Я не стал тянуть ей ладонь в ответ, лишь молча покосился, осуждая, что она не позволила моим мыслям рассуждать и развиваться.
– Значит нет, – Лили даже не удивилась, и мне стало приятно, что никакого скандала не возникло.
За все время своего существования я не смог испытать замечательного чувства доверия ни к кому, с кем имел дело – только холод и легкие приятности, если человек был мне близок по духу, по настроению и чувствам. Но я не хотел ни с кем сближаться, мое молчание и сокровенные тайны оставались даже глубже, чем на дне души – закопанные внутрь косточек.
– Послушай, Сеймур, – Лили шагнула ко мне навстречу. – Ты ведь умер не просто так. И что-то внутри тебя никак не может раскрыться, словно запертая дверь, по другую сторону которой мечется маленький мальчик.
Я сделал шаг назад, враждебно нахмурившись; она поражала меня, но я был возмущен.
– Допустим.
– Да? – и она обворожительно улыбнулась. – Не смей учиться доверять насильно. Ты сам по себе. Так и оставайся сам по себе. Не возноси меня в совершенство.
Сложно было придерживаться позиции моей богини.
– Что тебя здесь держит?
– Ты, – флиртовал.
– Не лги, – она бы ущипнула, но не стала. – Что-то же не дает тебе успокоиться.
– Я предельно спокоен, – я нахмурился.
– Понятно, – достаточно быстро сдалась Лили. – Как думаешь, что делать с Мальвиной?
– Не знаю, – я улыбнулся. – Приготовь ей имбирные пряники. Ей их готовила мама.
– Откуда ты…
– Просто знаю. Некоторые тайны должны оставаться тайнами.

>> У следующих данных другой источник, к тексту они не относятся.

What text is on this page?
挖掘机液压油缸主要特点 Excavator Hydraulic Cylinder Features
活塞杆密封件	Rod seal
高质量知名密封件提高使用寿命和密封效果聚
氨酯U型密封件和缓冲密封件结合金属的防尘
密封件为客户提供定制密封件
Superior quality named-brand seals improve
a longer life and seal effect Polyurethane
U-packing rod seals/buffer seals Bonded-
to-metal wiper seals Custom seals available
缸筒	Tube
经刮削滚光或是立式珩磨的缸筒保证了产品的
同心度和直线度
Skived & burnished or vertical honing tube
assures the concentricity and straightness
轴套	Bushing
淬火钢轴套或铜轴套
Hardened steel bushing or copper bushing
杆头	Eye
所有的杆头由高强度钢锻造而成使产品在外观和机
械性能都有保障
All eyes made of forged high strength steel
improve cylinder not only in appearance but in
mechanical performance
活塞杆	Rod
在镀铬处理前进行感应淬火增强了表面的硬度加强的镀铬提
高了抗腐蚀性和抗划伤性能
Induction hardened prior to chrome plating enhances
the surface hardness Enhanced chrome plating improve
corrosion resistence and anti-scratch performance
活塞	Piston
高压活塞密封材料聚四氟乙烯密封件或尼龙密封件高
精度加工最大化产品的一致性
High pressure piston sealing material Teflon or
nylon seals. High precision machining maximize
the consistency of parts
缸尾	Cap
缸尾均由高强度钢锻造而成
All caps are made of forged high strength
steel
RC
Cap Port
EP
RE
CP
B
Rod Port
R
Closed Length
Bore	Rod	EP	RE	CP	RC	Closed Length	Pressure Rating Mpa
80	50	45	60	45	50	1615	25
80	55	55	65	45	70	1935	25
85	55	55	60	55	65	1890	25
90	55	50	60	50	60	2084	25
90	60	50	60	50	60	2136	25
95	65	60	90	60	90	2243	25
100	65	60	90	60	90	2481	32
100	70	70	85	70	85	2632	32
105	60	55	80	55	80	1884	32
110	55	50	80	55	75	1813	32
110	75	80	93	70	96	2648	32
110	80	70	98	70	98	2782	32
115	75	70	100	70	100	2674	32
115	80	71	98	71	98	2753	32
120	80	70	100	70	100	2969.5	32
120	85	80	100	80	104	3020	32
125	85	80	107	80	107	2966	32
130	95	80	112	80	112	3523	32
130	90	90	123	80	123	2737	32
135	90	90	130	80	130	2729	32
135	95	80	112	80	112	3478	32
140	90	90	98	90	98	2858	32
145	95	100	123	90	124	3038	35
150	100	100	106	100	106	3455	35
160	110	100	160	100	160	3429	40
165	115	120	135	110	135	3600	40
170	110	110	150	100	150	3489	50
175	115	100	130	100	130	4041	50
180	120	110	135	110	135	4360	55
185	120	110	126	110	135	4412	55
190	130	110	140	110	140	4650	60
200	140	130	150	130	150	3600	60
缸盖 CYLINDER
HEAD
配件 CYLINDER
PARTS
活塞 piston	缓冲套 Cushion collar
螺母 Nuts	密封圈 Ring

Наверное, мой рассказ окончился именно в этот день.
III
Кнут – на самом деле, частичное подобие пряника: солги человеку с убеждениями о том, что порют исключительно выдающихся личностей, и порка станет наградой за достижения. Человеческий мозг является истиной и центром всей лжи: ни одна тварь не уподобится таким же коварным обманам, связанным не с целями выживания, а с собственным восхищением, которым живет человек. И все-таки священная личность, поднимавшая свой торс с кровати, устало направилась в сторону умывален.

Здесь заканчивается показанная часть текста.